Patience isn’t a virtue I naturally possess and when irritated I have difficulty disguising it but my first reaction to this wasn’t anger or even surprise. I have an unusual schedule in that some days I work early and I’m home to make dinner and do homework. Other nights, I am in the office until 7:30pm. There is a distinct difference in the 2 scenarios when it comes to my children (similar ages to the children studied by the Cornell team). On the nights I’m home, I am there to make dinner. I have time to make sure the kids start homework early enough and get to bed on time. On my late nights, it’s all a rush. Dinner (though we’re talking Applegate or Amy’s) may include a convenience item and bedtime can easily be delayed. My children are far from obese and I’m a nutritionist but I get it.

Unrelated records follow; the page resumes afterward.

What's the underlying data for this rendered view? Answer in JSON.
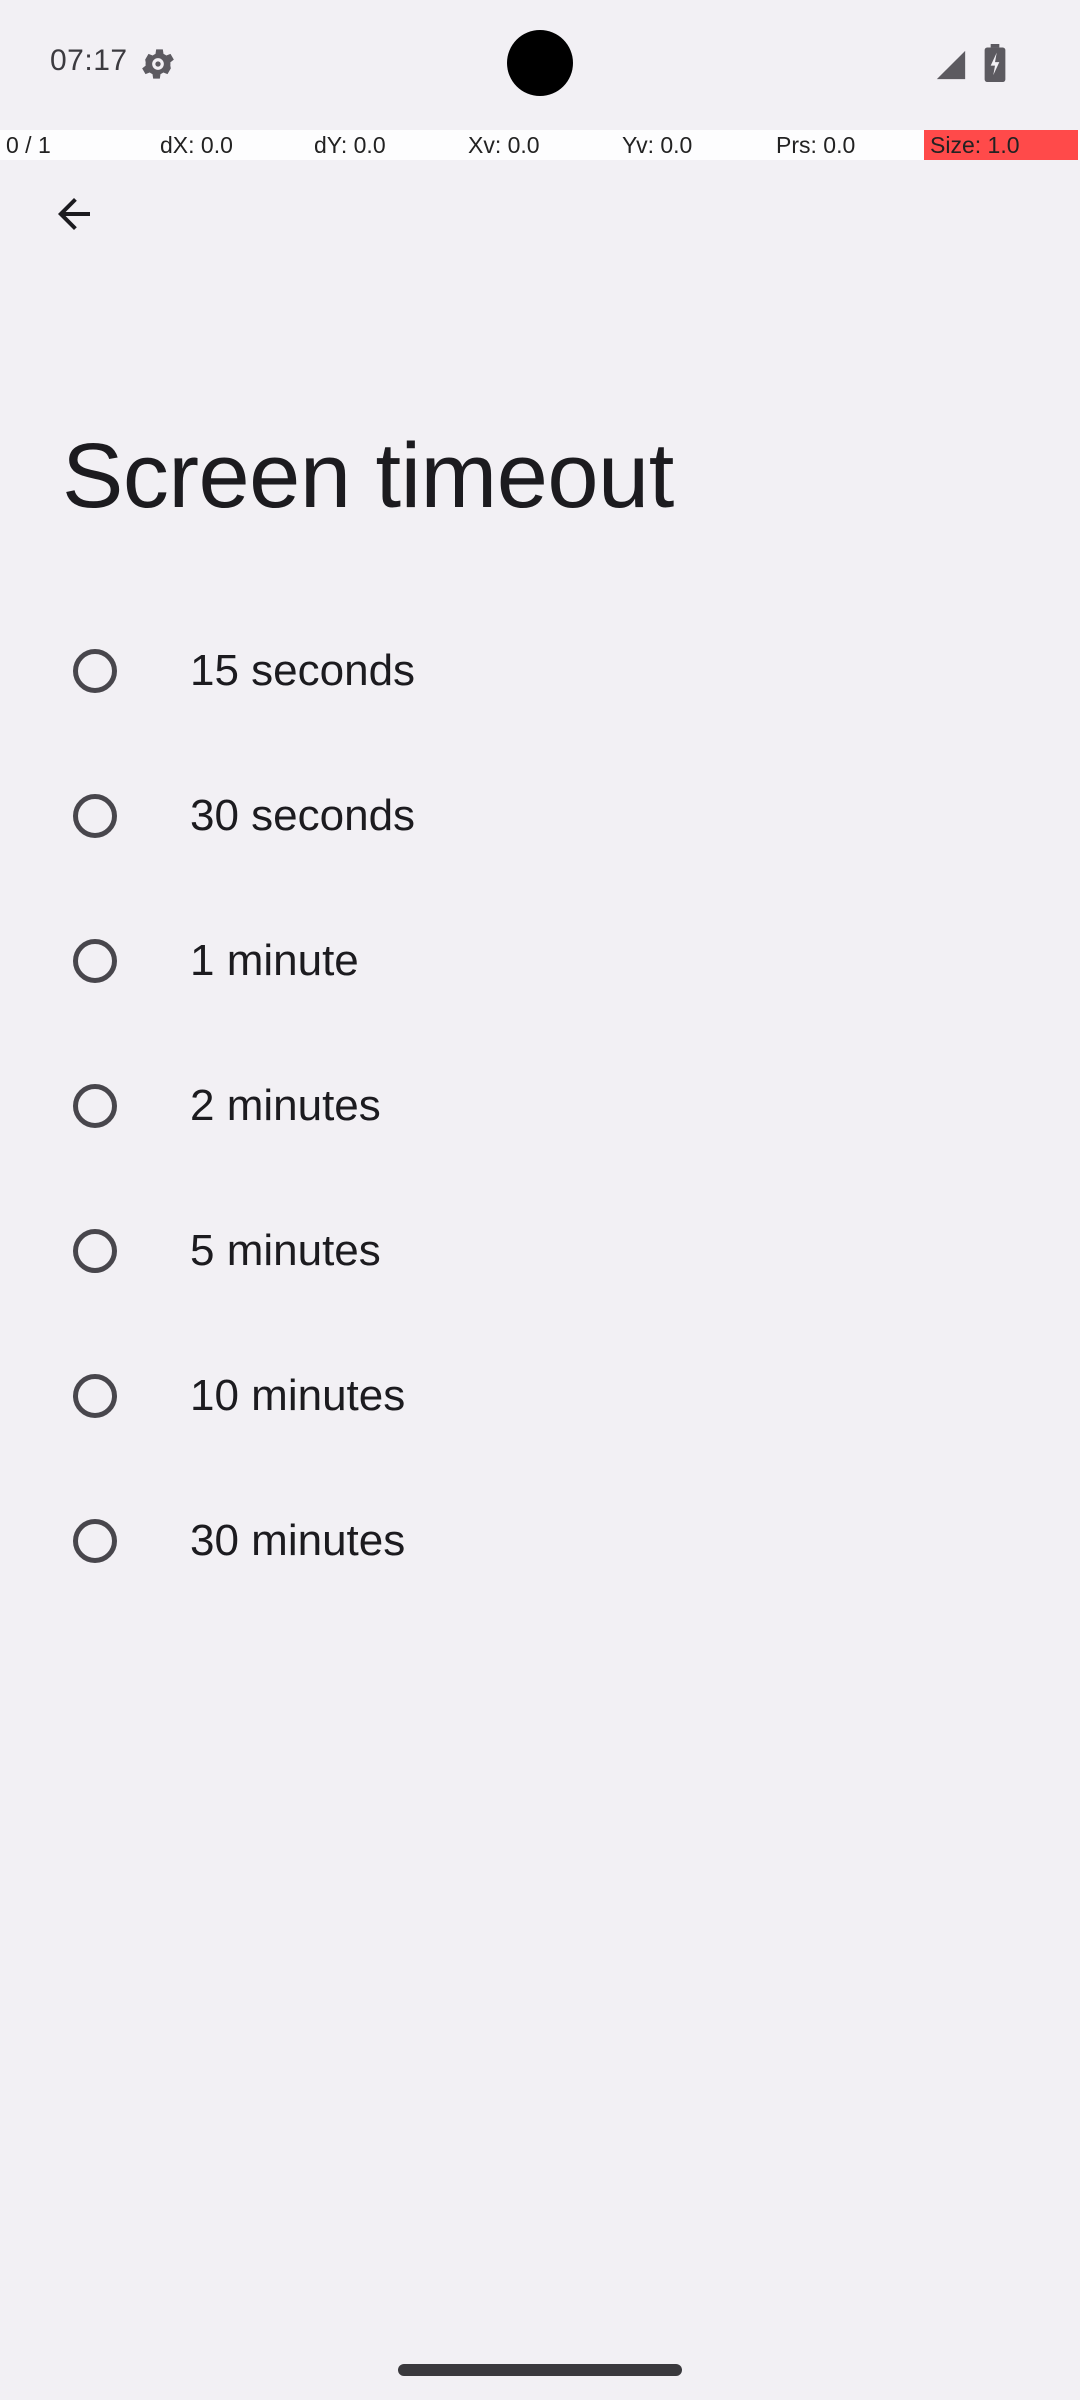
{
  "status_bar": {
    "time": "07:17",
    "settings_icon": "gear-icon",
    "signal_icon": "cellular-signal-icon",
    "battery_icon": "battery-charging-icon"
  },
  "pointer_overlay": {
    "pointer": "0 / 1",
    "dx": "dX: 0.0",
    "dy": "dY: 0.0",
    "xv": "Xv: 0.0",
    "yv": "Yv: 0.0",
    "prs": "Prs: 0.0",
    "size": "Size: 1.0"
  },
  "app_bar": {
    "back_icon": "arrow-back-icon"
  },
  "page": {
    "title": "Screen timeout"
  },
  "options": [
    {
      "label": "15 seconds"
    },
    {
      "label": "30 seconds"
    },
    {
      "label": "1 minute"
    },
    {
      "label": "2 minutes"
    },
    {
      "label": "5 minutes"
    },
    {
      "label": "10 minutes"
    },
    {
      "label": "30 minutes"
    }
  ],
  "colors": {
    "background": "#f2f0f4",
    "text": "#1c1b1f",
    "radio_outline": "#48464c",
    "overlay_highlight": "#ff4a4a"
  }
}
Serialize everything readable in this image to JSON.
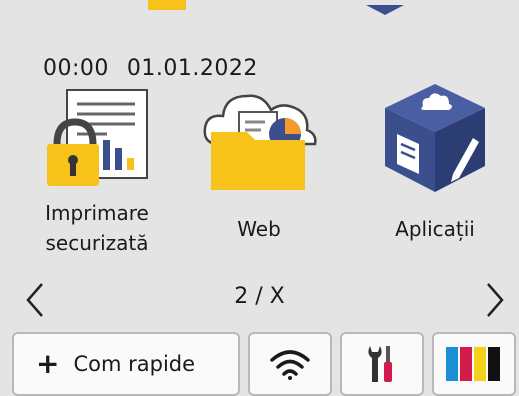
{
  "status": {
    "time": "00:00",
    "date": "01.01.2022"
  },
  "tiles": [
    {
      "label": "Imprimare\nsecurizată",
      "icon": "secure-print-icon"
    },
    {
      "label": "Web",
      "icon": "web-folder-icon"
    },
    {
      "label": "Aplicații",
      "icon": "apps-cube-icon"
    }
  ],
  "pager": {
    "indicator": "2 / X"
  },
  "bottombar": {
    "shortcuts_label": "Com rapide",
    "shortcuts_icon": "plus-icon",
    "wifi_icon": "wifi-icon",
    "settings_icon": "tools-icon",
    "ink_icon": "ink-cartridges-icon"
  },
  "colors": {
    "background": "#e4e4e4",
    "accent_yellow": "#f7c21a",
    "apps_blue": "#3b4f8f",
    "ink_cyan": "#1a8fd6",
    "ink_magenta": "#d11b4d",
    "ink_yellow": "#f4d21c",
    "ink_black": "#111111"
  }
}
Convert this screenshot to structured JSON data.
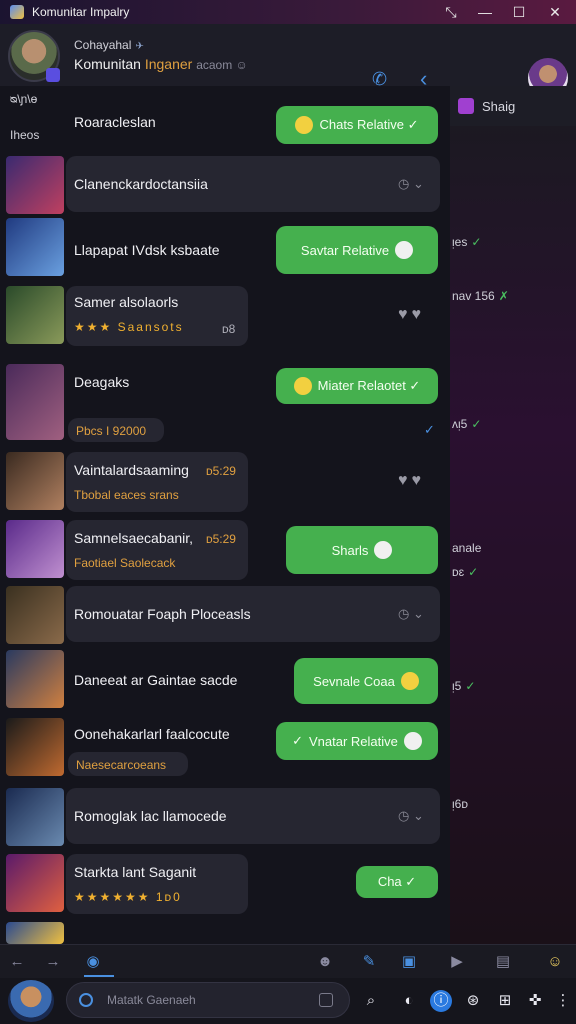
{
  "window": {
    "title": "Komunitar Impalry",
    "controls": [
      "✕̶",
      "—",
      "☐",
      "✕"
    ]
  },
  "header": {
    "name": "Cohayahal",
    "subtitle_main": "Komunitan",
    "subtitle_accent": "Inganer",
    "subtitle_muted": "acaom ☺"
  },
  "left_labels": {
    "top": "ᴓ\\ɲ\\ɵ",
    "second": "Iheos"
  },
  "right_panel": {
    "title": "Shaig",
    "items": [
      {
        "text": "ᴉes",
        "mark": "✓"
      },
      {
        "text": "nav 156",
        "mark": "✗"
      },
      {
        "text": "ᴧᴉ5",
        "mark": "✓"
      },
      {
        "text": "anale",
        "mark": ""
      },
      {
        "text": "ᴅɛ",
        "mark": "✓"
      },
      {
        "text": "ᴉ5",
        "mark": "✓"
      },
      {
        "text": "ᴉ6ᴅ",
        "mark": ""
      }
    ]
  },
  "messages": [
    {
      "title": "Roaracleslan",
      "sub": "",
      "action": "Chats Relative ✓"
    },
    {
      "title": "Clanenckardoctansiia",
      "sub": "",
      "action": ""
    },
    {
      "title": "Llapapat IVdsk ksbaate",
      "sub": "",
      "action": "Savtar Relative"
    },
    {
      "title": "Samer alsolaorls",
      "sub": "★★★ Saansots",
      "action": ""
    },
    {
      "title": "Deagaks",
      "sub": "Pbcs I 92000",
      "action": "Miater Relaotet ✓"
    },
    {
      "title": "Vaintalardsaaming",
      "sub": "Tbobal eaces srans",
      "action": ""
    },
    {
      "title": "Samnelsaecabanir,",
      "sub": "Faotiael Saolecack",
      "action": "Sharls"
    },
    {
      "title": "Romouatar Foaph Ploceasls",
      "sub": "",
      "action": ""
    },
    {
      "title": "Daneeat ar Gaintae sacde",
      "sub": "",
      "action": "Sevnale Coaa"
    },
    {
      "title": "Oonehakarlarl faalcocute",
      "sub": "Naesecarcoeans",
      "action": "Vnatar Relative"
    },
    {
      "title": "Romoglak lac llamocede",
      "sub": "",
      "action": ""
    },
    {
      "title": "Starkta lant Saganit",
      "sub": "★★★★★★ 1ᴅ0",
      "action": "Cha ✓"
    }
  ],
  "meta_small": {
    "r4_time": "ᴅ8",
    "r6_time": "ᴅ5:29",
    "r7_time": "ᴅ5:29"
  },
  "composer": {
    "placeholder": "Matatk Gaenaeh"
  },
  "colors": {
    "accent_green": "#45b04e",
    "accent_blue": "#4a90e0",
    "accent_orange": "#e0a040",
    "background": "#14141c"
  }
}
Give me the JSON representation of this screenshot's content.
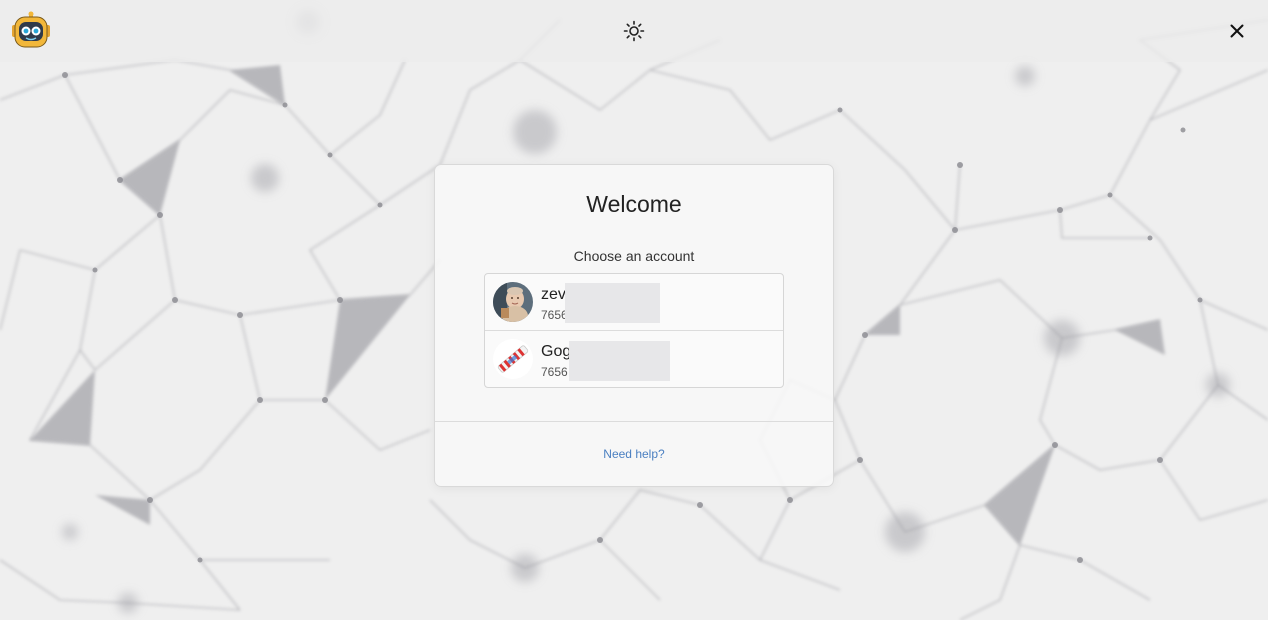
{
  "window": {
    "logo_icon": "robot-logo-icon",
    "theme_toggle_icon": "sun-icon",
    "close_icon": "close-icon"
  },
  "login": {
    "title": "Welcome",
    "subtitle": "Choose an account",
    "help_link": "Need help?",
    "accounts": [
      {
        "name": "zev",
        "id": "7656",
        "avatar_icon": "baby-photo-avatar"
      },
      {
        "name": "Gog",
        "id": "7656",
        "avatar_icon": "candy-cane-avatar"
      }
    ]
  },
  "colors": {
    "accent_link": "#4a7fc1",
    "background": "#ededed"
  }
}
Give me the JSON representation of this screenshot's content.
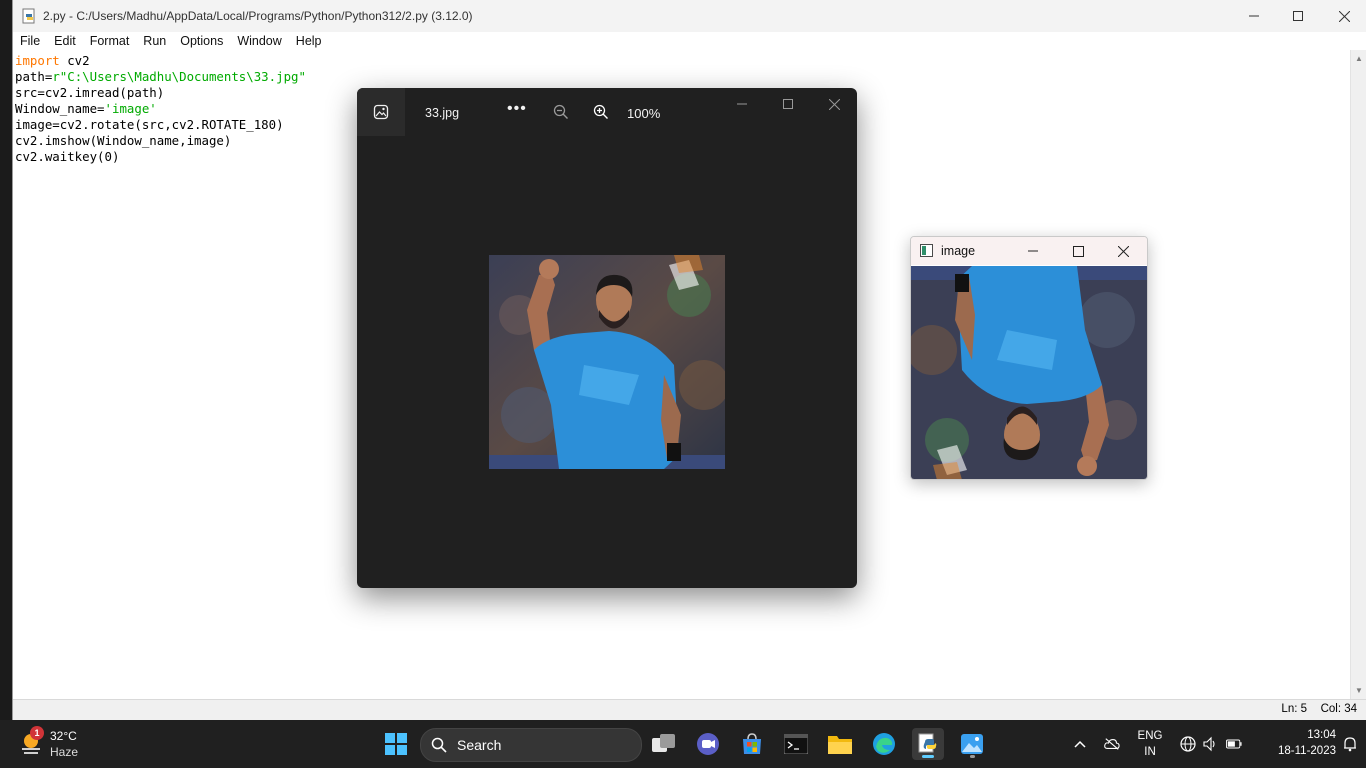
{
  "idle": {
    "title": "2.py - C:/Users/Madhu/AppData/Local/Programs/Python/Python312/2.py (3.12.0)",
    "menu": [
      "File",
      "Edit",
      "Format",
      "Run",
      "Options",
      "Window",
      "Help"
    ],
    "code": {
      "l1_kw": "import",
      "l1_rest": " cv2",
      "l2_a": "path=",
      "l2_str": "r\"C:\\Users\\Madhu\\Documents\\33.jpg\"",
      "l3": "src=cv2.imread(path)",
      "l4_a": "Window_name=",
      "l4_str": "'image'",
      "l5": "image=cv2.rotate(src,cv2.ROTATE_180)",
      "l6": "cv2.imshow(Window_name,image)",
      "l7": "cv2.waitkey(0)"
    },
    "status": {
      "ln": "Ln: 5",
      "col": "Col: 34"
    }
  },
  "photos": {
    "filename": "33.jpg",
    "more": "•••",
    "zoom": "100%"
  },
  "cv_window": {
    "title": "image"
  },
  "taskbar": {
    "weather": {
      "badge": "1",
      "temp": "32°C",
      "condition": "Haze"
    },
    "search_label": "Search",
    "lang_top": "ENG",
    "lang_bottom": "IN",
    "time": "13:04",
    "date": "18-11-2023"
  },
  "colors": {
    "taskbar_bg": "#202020",
    "photos_bg": "#202020",
    "keyword": "#ff7700",
    "string": "#00aa00",
    "accent": "#60cdff"
  }
}
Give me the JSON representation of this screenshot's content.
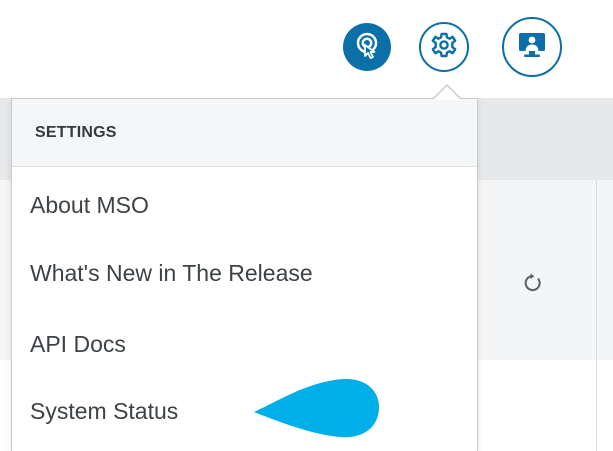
{
  "toolbar": {
    "help_icon": "help-pointer-icon",
    "settings_icon": "gear-icon",
    "display_icon": "monitor-user-icon"
  },
  "settings_menu": {
    "header": "SETTINGS",
    "items": [
      {
        "label": "About MSO"
      },
      {
        "label": "What's New in The Release"
      },
      {
        "label": "API Docs"
      },
      {
        "label": "System Status"
      }
    ]
  },
  "background": {
    "refresh_icon": "refresh-icon"
  },
  "colors": {
    "accent": "#0b6fa8",
    "callout": "#00aee8",
    "menu_text": "#3c4246"
  }
}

Much of the outrage stemming from this story had to do with finger pointing. After all, children’s weight is affected by many factors: activity level, food choices, sleep, and genetics to name a few. So why “blame” mothers when this is likely a more complicated issue? This reminded me of a conversation I had when my 8 year old was a baby. I called my mother for advice, I was upset and complained, “why is everything on my shoulders? I work but still have to grocery shop and organize Louise [babysitter] and put Myles to sleep, Marc just has to go to work.” I happen to have a very helpful husband but when it came down to childcare, things weren’t even-Stephen. My mother said “you’re lucky, Marc is hands-on but there is only one Mother.” As Oprah would say, it was a “light bulb moment”. The reason a father’s working status isn’t mentioned is because feeding children and all that goes along with it continues to be more the mother’s “job”.
With slightly over 70 percent of mothers working, the question is what to do with this statistically significant link. Mothers need tools for timesaving meals they can perhaps make on the weekend. Additionally, perhaps kids can sign some sort of pledge limiting TV or video games when their parents are at work. And parents, mothers and fathers, need to get home whenever possible so as not to disrupt bedtime. In my eyes it comes down to time and not neglect or guilt or blame. Anything you’d like to “debunk” in this study?What emotions does it evoke in you? Did the bulk of “feeding” responsibility fall on your mother growing up? Is that different from your current situation? Does the 70% statistic surprise you? Let the debate begin.